Eagle Materials Inc. Salaried Incentive Compensation Program for Fiscal Year 2024

EX-10.1 2 d689064dex101.htm EX-10.1 EX-10.1

EXHIBIT 10.1

EAGLE MATERIALS INC.

SALARIED INCENTIVE COMPENSATION PROGRAM

FOR FISCAL YEAR 2024

 

1.

Purpose

The purpose of the Eagle Materials Inc. Salaried Incentive Compensation Program for Fiscal Year 2024 (the “Plan”) is to establish an incentive bonus program which: (i) focuses on the performance of Eagle Materials Inc. (the “Company”) as well as individual performance; and (ii) aligns the interest of participants with those of the Company’s shareholders. The Plan is adopted by the Compensation Committee of the Board of Directors (the “Committee”). The Plan shall be in effect for the fiscal year ending March 31, 2024.

 

2.

Eligibility

The Company’s Chief Executive Officer (the “CEO”) and his direct reports are eligible to participate in the Plan. The CEO may propose to also include in the Plan additional exempt salaried employees at the corporate level of the Company.

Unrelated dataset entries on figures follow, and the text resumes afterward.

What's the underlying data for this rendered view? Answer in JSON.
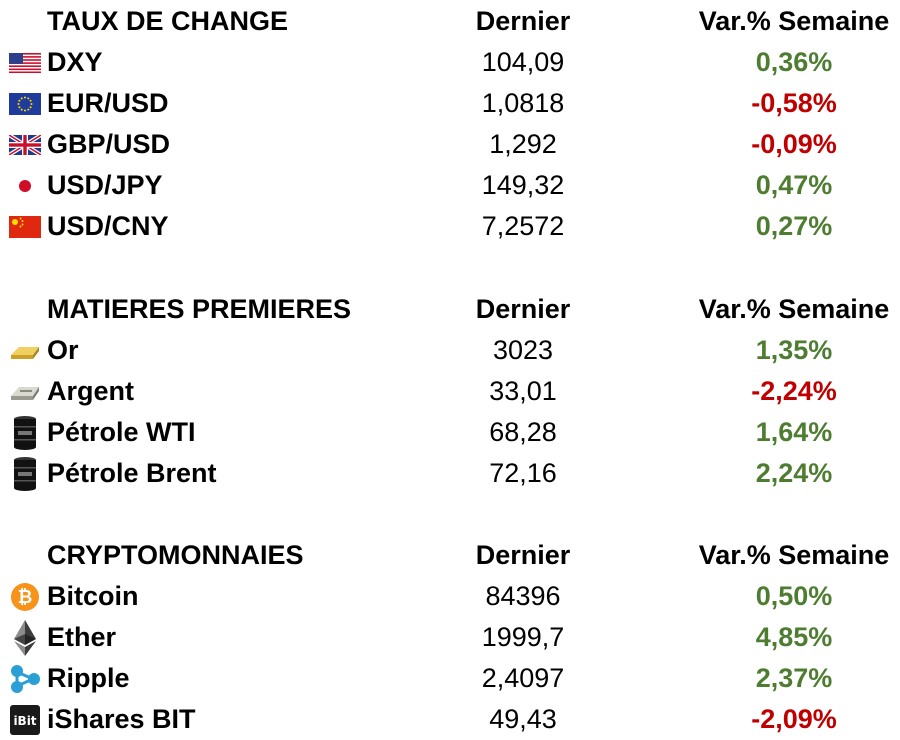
{
  "colors": {
    "positive": "#4e7d32",
    "negative": "#c00000"
  },
  "sections": [
    {
      "title": "TAUX DE CHANGE",
      "col_last": "Dernier",
      "col_var": "Var.% Semaine",
      "rows": [
        {
          "icon": "us-flag-icon",
          "name": "DXY",
          "last": "104,09",
          "var": "0,36%",
          "trend": "pos"
        },
        {
          "icon": "eu-flag-icon",
          "name": "EUR/USD",
          "last": "1,0818",
          "var": "-0,58%",
          "trend": "neg"
        },
        {
          "icon": "uk-flag-icon",
          "name": "GBP/USD",
          "last": "1,292",
          "var": "-0,09%",
          "trend": "neg"
        },
        {
          "icon": "japan-flag-icon",
          "name": "USD/JPY",
          "last": "149,32",
          "var": "0,47%",
          "trend": "pos"
        },
        {
          "icon": "china-flag-icon",
          "name": "USD/CNY",
          "last": "7,2572",
          "var": "0,27%",
          "trend": "pos"
        }
      ]
    },
    {
      "title": "MATIERES PREMIERES",
      "col_last": "Dernier",
      "col_var": "Var.% Semaine",
      "rows": [
        {
          "icon": "gold-bar-icon",
          "name": "Or",
          "last": "3023",
          "var": "1,35%",
          "trend": "pos"
        },
        {
          "icon": "silver-bar-icon",
          "name": "Argent",
          "last": "33,01",
          "var": "-2,24%",
          "trend": "neg"
        },
        {
          "icon": "oil-barrel-icon",
          "name": "Pétrole WTI",
          "last": "68,28",
          "var": "1,64%",
          "trend": "pos"
        },
        {
          "icon": "oil-barrel-icon",
          "name": "Pétrole Brent",
          "last": "72,16",
          "var": "2,24%",
          "trend": "pos"
        }
      ]
    },
    {
      "title": "CRYPTOMONNAIES",
      "col_last": "Dernier",
      "col_var": "Var.% Semaine",
      "rows": [
        {
          "icon": "bitcoin-icon",
          "name": "Bitcoin",
          "last": "84396",
          "var": "0,50%",
          "trend": "pos"
        },
        {
          "icon": "ethereum-icon",
          "name": "Ether",
          "last": "1999,7",
          "var": "4,85%",
          "trend": "pos"
        },
        {
          "icon": "ripple-icon",
          "name": "Ripple",
          "last": "2,4097",
          "var": "2,37%",
          "trend": "pos"
        },
        {
          "icon": "ishares-bit-icon",
          "name": "iShares BIT",
          "last": "49,43",
          "var": "-2,09%",
          "trend": "neg"
        }
      ]
    }
  ]
}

Participants must be an exempt salaried manager or professional. No hourly or non-exempt employee may participate. Participants in the Plan may not participate in any other Company incentive plan providing for monetary awards, except for the Eagle Materials Long Term Compensation Program and the Eagle Materials Special Situation Program.

 

3.

Bonus Pool

To ensure reasonableness and affordability, available funds for bonus payments under the Plan are to be determined as a percentage of operating earnings of the Company. The actual percentage may vary from year to year as recommend by the CEO and approved by the Committee. For Fiscal Year 2024, 1.2% of the Company’s operating earnings, as determined by the Committee, will fund the corporate bonus pool.

Participants must be employed on March 31, 2024 to be eligible for any bonus award. Awards may be adjusted for partial year participation for participants who enter the program after April 1, 2023.

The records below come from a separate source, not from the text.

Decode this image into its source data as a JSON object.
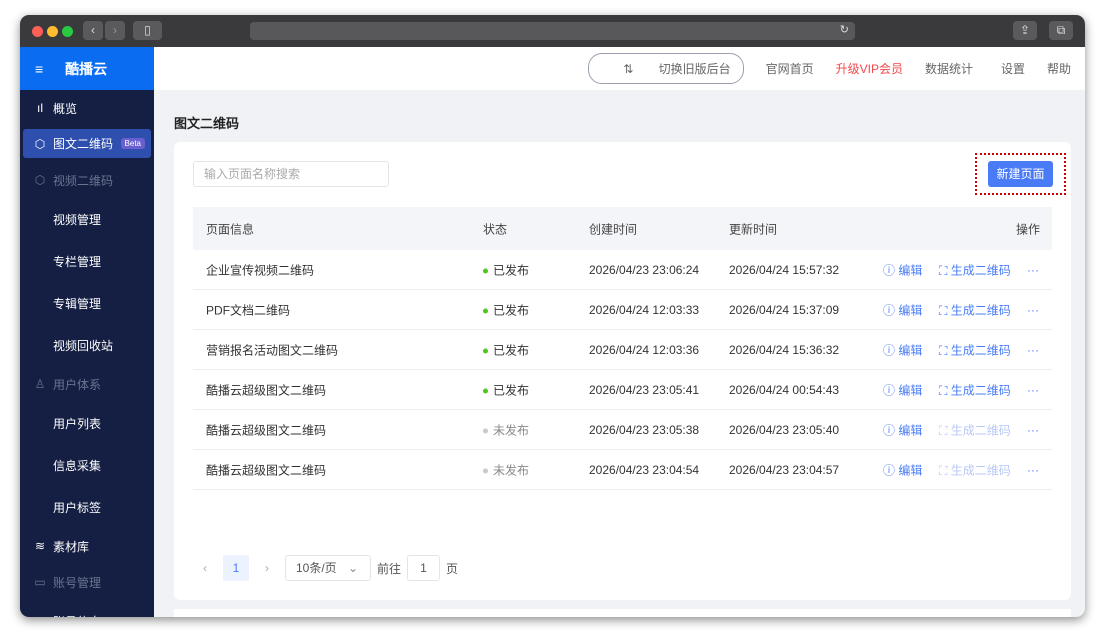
{
  "sidebar": {
    "brand": "酷播云",
    "items": [
      {
        "label": "概览",
        "icon": "bar-chart-icon"
      },
      {
        "label": "图文二维码",
        "icon": "cube-icon",
        "badge": "Beta",
        "active": true
      },
      {
        "label": "视频二维码",
        "icon": "cube-icon",
        "group": true
      },
      {
        "label": "视频管理"
      },
      {
        "label": "专栏管理"
      },
      {
        "label": "专辑管理"
      },
      {
        "label": "视频回收站"
      },
      {
        "label": "用户体系",
        "icon": "user-icon",
        "group": true
      },
      {
        "label": "用户列表"
      },
      {
        "label": "信息采集"
      },
      {
        "label": "用户标签"
      },
      {
        "label": "素材库",
        "icon": "layers-icon"
      },
      {
        "label": "账号管理",
        "icon": "id-card-icon",
        "group": true
      },
      {
        "label": "账号信息"
      }
    ]
  },
  "topbar": {
    "switch": "切换旧版后台",
    "home": "官网首页",
    "vip": "升级VIP会员",
    "stats": "数据统计",
    "settings": "设置",
    "help": "帮助"
  },
  "colors": {
    "brand": "#0a6cf0",
    "sidebar": "#141f43",
    "primary": "#4a7bf7",
    "vip": "#f5494b",
    "published": "#52c41a",
    "unpublished": "#c8c8c8"
  },
  "page": {
    "title": "图文二维码",
    "search_placeholder": "输入页面名称搜索",
    "new_button": "新建页面"
  },
  "table": {
    "headers": [
      "页面信息",
      "状态",
      "创建时间",
      "更新时间",
      "操作"
    ],
    "rows": [
      {
        "name": "企业宣传视频二维码",
        "status": "已发布",
        "created": "2026/04/23 23:06:24",
        "updated": "2026/04/24 15:57:32",
        "published": true
      },
      {
        "name": "PDF文档二维码",
        "status": "已发布",
        "created": "2026/04/24 12:03:33",
        "updated": "2026/04/24 15:37:09",
        "published": true
      },
      {
        "name": "营销报名活动图文二维码",
        "status": "已发布",
        "created": "2026/04/24 12:03:36",
        "updated": "2026/04/24 15:36:32",
        "published": true
      },
      {
        "name": "酷播云超级图文二维码",
        "status": "已发布",
        "created": "2026/04/23 23:05:41",
        "updated": "2026/04/24 00:54:43",
        "published": true
      },
      {
        "name": "酷播云超级图文二维码",
        "status": "未发布",
        "created": "2026/04/23 23:05:38",
        "updated": "2026/04/23 23:05:40",
        "published": false
      },
      {
        "name": "酷播云超级图文二维码",
        "status": "未发布",
        "created": "2026/04/23 23:04:54",
        "updated": "2026/04/23 23:04:57",
        "published": false
      }
    ],
    "actions": {
      "edit": "编辑",
      "qrcode": "生成二维码",
      "more": "···"
    }
  },
  "pagination": {
    "prev": "‹",
    "current": "1",
    "next": "›",
    "page_size": "10条/页",
    "goto_label": "前往",
    "goto_value": "1",
    "page_suffix": "页"
  }
}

Notwithstanding anything to the contrary in this Plan: (a) if the Company’s operating earnings for Fiscal Year 2024 (as determined by the Committee) are less than 50% of budget, then no funds shall be available for the corporate bonus pool; (b) a participant may not receive a bonus payment under the Plan in excess of three times (3X) such participant’s annual base salary; (c) this Plan does not constitute a promise by the Company to make any payment hereunder; and (d) no participant becomes vested in or entitled to any payment in advance of such participant’s receipt of the payment, unless otherwise determined by the Committee in its sole discretion.


4.

Allocation of Corporate Pool

Each participant’s allocated percentage of the corporate pool, and such participant’s individual performance relative to the goals and objectives (and bonus award) shall be approved by the Committee, which may seek input from the CEO. For each participant, the maximum annual bonus award opportunity is represented by the percentage of the corporate pool assigned to such participant, subject to the limitations set forth in Section 3 above.

 

5.

Goals and Objectives

At the beginning of the fiscal year goals and objectives shall be established for each participant, and shall be 50% goal-based, 10% budget-based and 40% discretionary. The actual bonus award paid at the end of the fiscal year shall be based on the individual participant’s performance relative to the previously established goals and objectives and the participant’s individual performance during the fiscal year. The goals and objectives to be used for participants in the Plan may be comprised of objective and subjective criteria and should generally have a broader scope than the goals and objectives for subsidiary companies. However, at the same time the goals must also contain specific criteria regarding execution that links subsidiary company performance to corporate performance.

 

6.

Plan Administration

The Plan shall be administered by the Committee, which shall have full and exclusive power to interpret this Plan and to adopt such rules, regulations and guidelines for carrying out this Plan as it may deem necessary or appropriate in its sole discretion. All decisions of the Committee shall be binding and conclusive on the participants. The Committee shall determine all terms and conditions of the bonus awards.

No member of the Committee shall be liable for anything done or omitted to be done by such member or by any other member of the Committee in connection with the performance of any duties under this Plan, except for such member’s own willful misconduct or as expressly provided by statute.

 

7.

No Employment Guaranteed

No provision of this Plan hereunder shall confer any right upon any executive officer to continued employment.

 

8.

Governing Law

This Plan and all determinations made and actions taken pursuant hereto, shall be governed by and construed in accordance with the laws of the State of Texas, without reference to any conflicts of law principles thereof that would require the application of the laws of another jurisdiction.

 

9.

Recoupment

This Plan (and amounts paid in respect hereof) shall be subject to the terms of the recoupment (clawback) policy adopted by the Company as in effect from time to time, as well as any recoupment/forfeiture provisions required by law and applicable to the Company or its subsidiaries.